Dort angekommen, sah er als erstes einen riesigen Kuchenstand. „Kürbistorte nach original amerikanischem Rezept.“ Die Torten türmten sich zwei Meter hoch; da musste eine ganze Armee von Frauen gebacken haben. Der Blöde Erwin und seine Martha standen dahinter. Erwin winkte, grinste sein unverschämtes Grinsen und zwinkerte Hugo zu. Nur mühsam bezwang er den Drang, eine der Torten zu nehmen und sie dem Widerling ins Gesicht zu klatschen. Er hatte Wichtigeres zu tun; schließlich musste er sehen, dass Gloria einen guten Platz bekommen hatte. Er rannte zur Bühne. Als erstes sprang ihm ein Schild ins Auge. „Martha Vogt, 1m99.“ Dann folgten ein paar kleinere und ... das konnte nicht sein! Wo war sein Prachtexemplar abgeblieben? War es zu schwer gewesen für die Bühne, brauchte Elfriede Hilfe? Der Bürgermeister lief vorbei, Hugo hielt ihn am Ärmel fest. „Sag, Jupp, wo ist denn mein Kürbis? Ich dachte, Elfriede hat ihn mitgebracht.“
„Kürbis? Elfriede? Nein, die hat heute Morgen Erwin und Martha geholfen, die ganzen Kuchen anzukarren. Die müssen ja ein riesiges Kürbisfeld gezüchtet haben, um so viel backen zu können, und dann noch das Riesenviech hier.“ Jupp tätschelte Marthas Wettbewerbsbeitrag.
Wie in Zeitlupe drehte Hugo sich um, der Boden schwankte, er machte ein paar unsichere Schritte.
„Ist dir nicht gut?“ Jupp stützte ihn. Hugo schüttelte die Hand ab und rannte zum Kuchenstand.
„Ah, der Hugo. Magst du von unserem leckeren Kuchen probieren?“ Erwin hielt ihm einen Pappteller hin.
„Ihr wart es! Ihr habt meinem schönen Kürbis geklaut und ihn verbacken, damit ich nicht siegen kann.“
„Wo denkst du denn hin? Natürlich habe ich nur all‘ die zu klein geratenen verwendet.“ Martha klang entrüstet.
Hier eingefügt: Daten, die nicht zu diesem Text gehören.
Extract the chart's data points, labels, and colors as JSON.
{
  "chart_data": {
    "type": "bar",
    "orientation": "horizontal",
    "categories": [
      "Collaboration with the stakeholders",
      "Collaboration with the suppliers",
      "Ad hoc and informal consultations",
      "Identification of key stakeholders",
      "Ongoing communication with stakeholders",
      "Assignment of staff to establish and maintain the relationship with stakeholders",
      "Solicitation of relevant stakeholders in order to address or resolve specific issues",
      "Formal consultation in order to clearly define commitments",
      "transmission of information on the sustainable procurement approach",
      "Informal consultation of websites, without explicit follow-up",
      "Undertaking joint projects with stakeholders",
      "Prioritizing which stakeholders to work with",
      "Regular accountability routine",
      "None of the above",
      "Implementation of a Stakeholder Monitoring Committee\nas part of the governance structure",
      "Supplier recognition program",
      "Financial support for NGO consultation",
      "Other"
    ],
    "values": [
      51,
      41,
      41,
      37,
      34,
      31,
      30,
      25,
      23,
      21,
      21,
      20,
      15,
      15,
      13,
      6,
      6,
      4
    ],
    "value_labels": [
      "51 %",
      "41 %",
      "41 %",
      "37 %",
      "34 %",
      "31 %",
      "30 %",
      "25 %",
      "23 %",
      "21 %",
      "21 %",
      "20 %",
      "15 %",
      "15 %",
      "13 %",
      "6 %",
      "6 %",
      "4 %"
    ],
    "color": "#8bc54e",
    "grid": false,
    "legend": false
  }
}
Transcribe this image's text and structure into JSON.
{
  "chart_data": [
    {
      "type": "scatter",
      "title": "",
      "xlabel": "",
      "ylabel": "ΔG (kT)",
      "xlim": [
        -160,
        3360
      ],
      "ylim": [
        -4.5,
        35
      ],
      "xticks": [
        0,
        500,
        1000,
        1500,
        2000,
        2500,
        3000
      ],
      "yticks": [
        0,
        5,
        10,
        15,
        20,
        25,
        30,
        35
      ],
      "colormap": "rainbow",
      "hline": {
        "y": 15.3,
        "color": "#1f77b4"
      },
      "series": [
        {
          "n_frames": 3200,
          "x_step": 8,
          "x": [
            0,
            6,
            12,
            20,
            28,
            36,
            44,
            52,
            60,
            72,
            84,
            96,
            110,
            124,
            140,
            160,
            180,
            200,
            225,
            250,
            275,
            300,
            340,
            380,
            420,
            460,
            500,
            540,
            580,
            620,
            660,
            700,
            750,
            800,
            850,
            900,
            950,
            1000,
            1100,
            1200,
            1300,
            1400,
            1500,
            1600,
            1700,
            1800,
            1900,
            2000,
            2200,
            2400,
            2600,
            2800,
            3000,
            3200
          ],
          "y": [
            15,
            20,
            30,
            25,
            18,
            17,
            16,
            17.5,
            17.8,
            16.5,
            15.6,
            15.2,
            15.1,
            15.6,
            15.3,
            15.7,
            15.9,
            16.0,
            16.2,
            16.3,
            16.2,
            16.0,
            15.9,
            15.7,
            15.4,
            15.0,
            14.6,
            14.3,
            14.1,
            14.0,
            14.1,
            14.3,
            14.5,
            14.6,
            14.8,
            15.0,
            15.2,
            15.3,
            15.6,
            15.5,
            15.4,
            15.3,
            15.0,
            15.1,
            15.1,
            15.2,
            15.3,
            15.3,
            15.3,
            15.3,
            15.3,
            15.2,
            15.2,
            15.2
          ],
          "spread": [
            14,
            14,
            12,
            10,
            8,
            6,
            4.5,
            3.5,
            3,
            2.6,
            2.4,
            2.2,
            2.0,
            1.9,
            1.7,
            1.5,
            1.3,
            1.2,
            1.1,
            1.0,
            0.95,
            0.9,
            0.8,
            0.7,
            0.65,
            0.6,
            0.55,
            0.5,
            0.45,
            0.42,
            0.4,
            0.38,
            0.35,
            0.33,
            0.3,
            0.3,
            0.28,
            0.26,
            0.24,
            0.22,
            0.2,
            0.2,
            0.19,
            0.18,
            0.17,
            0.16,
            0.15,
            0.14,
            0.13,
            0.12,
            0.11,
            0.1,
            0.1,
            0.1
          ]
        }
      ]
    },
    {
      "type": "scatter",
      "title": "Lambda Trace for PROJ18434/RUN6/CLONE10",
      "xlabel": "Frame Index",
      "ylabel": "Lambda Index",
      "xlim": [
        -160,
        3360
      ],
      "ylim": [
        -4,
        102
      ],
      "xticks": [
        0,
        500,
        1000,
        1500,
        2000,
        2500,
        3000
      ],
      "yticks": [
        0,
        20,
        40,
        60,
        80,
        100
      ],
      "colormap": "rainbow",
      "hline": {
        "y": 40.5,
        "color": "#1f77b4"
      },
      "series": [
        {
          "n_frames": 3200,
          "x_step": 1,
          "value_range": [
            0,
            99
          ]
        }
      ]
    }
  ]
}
„Nie im Leben! Ich habe euer Feld gesehen; außer dem einen großen war da kaum etwas. Ihr ... ihr ... schändlichen Kürbismörder!“
„Und wenn schon“, sagte Erwin mit süffisantem Grinsen. „ich sage nicht, dass es wahr ist, aber selbst wenn, sage ich dir ... du könntest es nicht beweisen.“
Hugo schluckte. Die Sonne brannte auf seinen Kopf, der Kater hämmerte mit tausenden Metallhämmern gegen seine Schädeldecke, seine Zunge klebte am Gaumen. Diese gemeinen Leute!
„Nun kommen wir zur Kürbisprämierung“, blökte es aus dem Lautsprecher.
„Schnell, Martha, dein großer Auftritt!“ Erwin half seiner Frau aus der Schürze, schob sie aus dem Stand und rannte mit dem Fotoapparat hinterher. Nach drei Schritten hielt er inne. „Ach Hugo, übernimm mal kurz. Elfriede wird gleich da sein; sie schlägt die Sahne.“
Ungläubig sah Hugo auf seine Füße, die sich Richtung Stand bewegten. Er tauchte einen Finger in eine Torte und leckte ihn ab. Jetzt müsste er Strychnin bei der Hand haben, oder Rattengift ...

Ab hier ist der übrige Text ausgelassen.